I never thought I'd say this, but Oracle's (NASDAQ:ORCL) Larry Ellison could be next. Last week, a reader pointed me to a footnote on page 22 of the database deacon's latest proxy statement:

Includes 23,150,000 shares subject to currently exercisable options or options exercisable within 60 days of the record date and includes 911,744 shares owned by Mr. Ellison's spouse of which he disclaims beneficial ownership. Includes 442,241,175 shares pledged as collateral to secure certain personal indebtedness, including various lines of credit. [Emphasis added.]

So according to the numbers, 37.6% of Ellison's stake in Oracle -- equal to roughly 11% of the current float -- is at risk to Mr.
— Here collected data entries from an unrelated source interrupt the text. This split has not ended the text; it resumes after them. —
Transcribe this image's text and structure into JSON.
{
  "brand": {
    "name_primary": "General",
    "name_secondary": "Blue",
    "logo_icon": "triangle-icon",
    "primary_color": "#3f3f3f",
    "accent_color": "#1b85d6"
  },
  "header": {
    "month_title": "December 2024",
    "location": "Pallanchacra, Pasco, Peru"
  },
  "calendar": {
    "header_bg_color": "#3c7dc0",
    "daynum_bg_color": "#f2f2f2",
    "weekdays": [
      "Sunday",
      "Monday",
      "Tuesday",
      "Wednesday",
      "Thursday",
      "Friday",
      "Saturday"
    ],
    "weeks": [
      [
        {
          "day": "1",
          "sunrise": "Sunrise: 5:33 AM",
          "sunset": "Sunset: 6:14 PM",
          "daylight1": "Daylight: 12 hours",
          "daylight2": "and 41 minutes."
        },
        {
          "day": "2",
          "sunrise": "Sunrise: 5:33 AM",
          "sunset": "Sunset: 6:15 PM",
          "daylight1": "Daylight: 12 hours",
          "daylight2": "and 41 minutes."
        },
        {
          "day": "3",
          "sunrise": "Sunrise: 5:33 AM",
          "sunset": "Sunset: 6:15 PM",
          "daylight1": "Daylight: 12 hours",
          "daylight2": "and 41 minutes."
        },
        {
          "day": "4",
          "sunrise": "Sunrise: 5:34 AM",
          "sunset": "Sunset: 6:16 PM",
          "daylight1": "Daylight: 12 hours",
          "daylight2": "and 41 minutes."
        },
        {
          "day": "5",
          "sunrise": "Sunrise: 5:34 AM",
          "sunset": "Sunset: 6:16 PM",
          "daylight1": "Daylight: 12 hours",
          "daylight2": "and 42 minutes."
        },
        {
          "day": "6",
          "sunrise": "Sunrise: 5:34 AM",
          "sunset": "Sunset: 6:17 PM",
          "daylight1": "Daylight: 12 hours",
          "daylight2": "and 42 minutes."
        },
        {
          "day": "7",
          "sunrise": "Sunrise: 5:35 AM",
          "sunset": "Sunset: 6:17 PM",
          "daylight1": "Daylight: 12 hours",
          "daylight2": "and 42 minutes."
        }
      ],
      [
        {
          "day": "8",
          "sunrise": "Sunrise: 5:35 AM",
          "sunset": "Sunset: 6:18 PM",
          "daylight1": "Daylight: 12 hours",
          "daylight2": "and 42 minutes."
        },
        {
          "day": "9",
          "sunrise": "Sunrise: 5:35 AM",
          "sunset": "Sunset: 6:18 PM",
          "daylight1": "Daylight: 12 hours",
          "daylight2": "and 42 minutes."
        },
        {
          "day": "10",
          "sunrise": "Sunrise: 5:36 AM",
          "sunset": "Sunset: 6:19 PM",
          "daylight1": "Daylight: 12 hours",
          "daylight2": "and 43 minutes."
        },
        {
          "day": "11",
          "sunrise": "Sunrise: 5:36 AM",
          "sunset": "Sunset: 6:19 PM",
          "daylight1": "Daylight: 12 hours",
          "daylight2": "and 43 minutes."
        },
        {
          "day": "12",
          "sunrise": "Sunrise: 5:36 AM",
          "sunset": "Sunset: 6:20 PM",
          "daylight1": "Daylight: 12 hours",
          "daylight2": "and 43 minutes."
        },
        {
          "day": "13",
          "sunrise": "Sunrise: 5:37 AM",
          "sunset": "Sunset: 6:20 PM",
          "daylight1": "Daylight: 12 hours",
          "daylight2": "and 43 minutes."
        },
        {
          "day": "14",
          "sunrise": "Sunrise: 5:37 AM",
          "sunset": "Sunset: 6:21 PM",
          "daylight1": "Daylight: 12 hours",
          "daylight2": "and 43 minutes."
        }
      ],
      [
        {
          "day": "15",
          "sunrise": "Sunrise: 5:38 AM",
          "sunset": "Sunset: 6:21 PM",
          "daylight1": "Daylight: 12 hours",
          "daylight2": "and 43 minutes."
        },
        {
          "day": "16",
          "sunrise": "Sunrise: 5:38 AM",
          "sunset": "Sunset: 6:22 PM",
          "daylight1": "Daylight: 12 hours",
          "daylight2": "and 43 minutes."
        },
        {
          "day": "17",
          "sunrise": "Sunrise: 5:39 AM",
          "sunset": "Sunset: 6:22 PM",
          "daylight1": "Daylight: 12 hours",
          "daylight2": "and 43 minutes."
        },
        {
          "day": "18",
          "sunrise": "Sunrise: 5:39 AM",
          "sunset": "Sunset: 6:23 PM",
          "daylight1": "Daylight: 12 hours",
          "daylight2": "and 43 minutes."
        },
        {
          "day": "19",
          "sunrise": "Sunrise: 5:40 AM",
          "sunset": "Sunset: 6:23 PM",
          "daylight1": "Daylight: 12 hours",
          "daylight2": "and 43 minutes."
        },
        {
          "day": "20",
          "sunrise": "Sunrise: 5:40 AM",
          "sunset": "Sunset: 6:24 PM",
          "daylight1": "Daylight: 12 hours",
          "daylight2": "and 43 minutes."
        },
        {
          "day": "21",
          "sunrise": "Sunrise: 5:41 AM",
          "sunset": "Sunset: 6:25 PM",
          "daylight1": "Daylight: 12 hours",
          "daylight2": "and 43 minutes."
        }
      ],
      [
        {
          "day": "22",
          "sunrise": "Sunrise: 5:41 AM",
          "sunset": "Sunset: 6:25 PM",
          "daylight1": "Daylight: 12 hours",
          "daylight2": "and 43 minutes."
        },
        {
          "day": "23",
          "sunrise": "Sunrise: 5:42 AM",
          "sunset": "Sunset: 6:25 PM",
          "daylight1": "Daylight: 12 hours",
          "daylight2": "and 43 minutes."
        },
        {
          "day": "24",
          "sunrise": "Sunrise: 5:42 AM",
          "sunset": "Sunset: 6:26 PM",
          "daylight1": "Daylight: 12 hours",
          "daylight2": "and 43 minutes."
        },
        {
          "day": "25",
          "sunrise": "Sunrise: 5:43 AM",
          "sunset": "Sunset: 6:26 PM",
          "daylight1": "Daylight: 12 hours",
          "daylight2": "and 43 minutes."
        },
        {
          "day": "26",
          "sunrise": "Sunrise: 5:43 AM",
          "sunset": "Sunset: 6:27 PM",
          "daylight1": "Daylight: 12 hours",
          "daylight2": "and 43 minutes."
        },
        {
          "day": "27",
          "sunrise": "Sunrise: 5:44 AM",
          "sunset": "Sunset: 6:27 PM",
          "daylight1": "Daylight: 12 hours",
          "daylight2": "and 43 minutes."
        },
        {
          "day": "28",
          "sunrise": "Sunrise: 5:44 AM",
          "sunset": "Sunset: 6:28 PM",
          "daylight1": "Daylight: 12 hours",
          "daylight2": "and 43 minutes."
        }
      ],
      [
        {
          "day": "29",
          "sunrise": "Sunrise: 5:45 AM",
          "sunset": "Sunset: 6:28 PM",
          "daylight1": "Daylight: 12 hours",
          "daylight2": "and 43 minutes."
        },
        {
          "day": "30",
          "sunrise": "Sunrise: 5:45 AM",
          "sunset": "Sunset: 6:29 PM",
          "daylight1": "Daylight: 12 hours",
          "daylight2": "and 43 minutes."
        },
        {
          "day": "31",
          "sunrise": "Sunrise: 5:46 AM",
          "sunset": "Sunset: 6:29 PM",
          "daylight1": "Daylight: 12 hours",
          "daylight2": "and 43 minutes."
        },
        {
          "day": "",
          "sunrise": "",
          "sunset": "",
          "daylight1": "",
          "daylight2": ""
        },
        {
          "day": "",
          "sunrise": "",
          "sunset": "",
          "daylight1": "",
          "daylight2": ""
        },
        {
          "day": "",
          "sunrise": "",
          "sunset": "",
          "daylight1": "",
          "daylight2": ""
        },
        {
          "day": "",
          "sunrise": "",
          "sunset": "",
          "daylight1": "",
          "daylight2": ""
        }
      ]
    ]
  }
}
Market's mood swings. Yikes. As if Oracle weren't already getting enough trouble from SAP (NYSE:SAP).

The good news? Last year, Ellison had 525 million shares committed as collateral, so he's reducing his exposure and paying off debt. Smart thinking.

I've never been in favor of buying on margin, and I'm still not. We know of its dangers thanks to Benjamin Graham, whose overleveraged portfolio nearly broke him during the Great Crash of 1929.

Graham was as smart as they come, Mr. Ellison. He's the man Warren Buffett calls his mentor. Please learn from his mistake; eliminate your margin exposure, lest you torpedo my portfolio, too.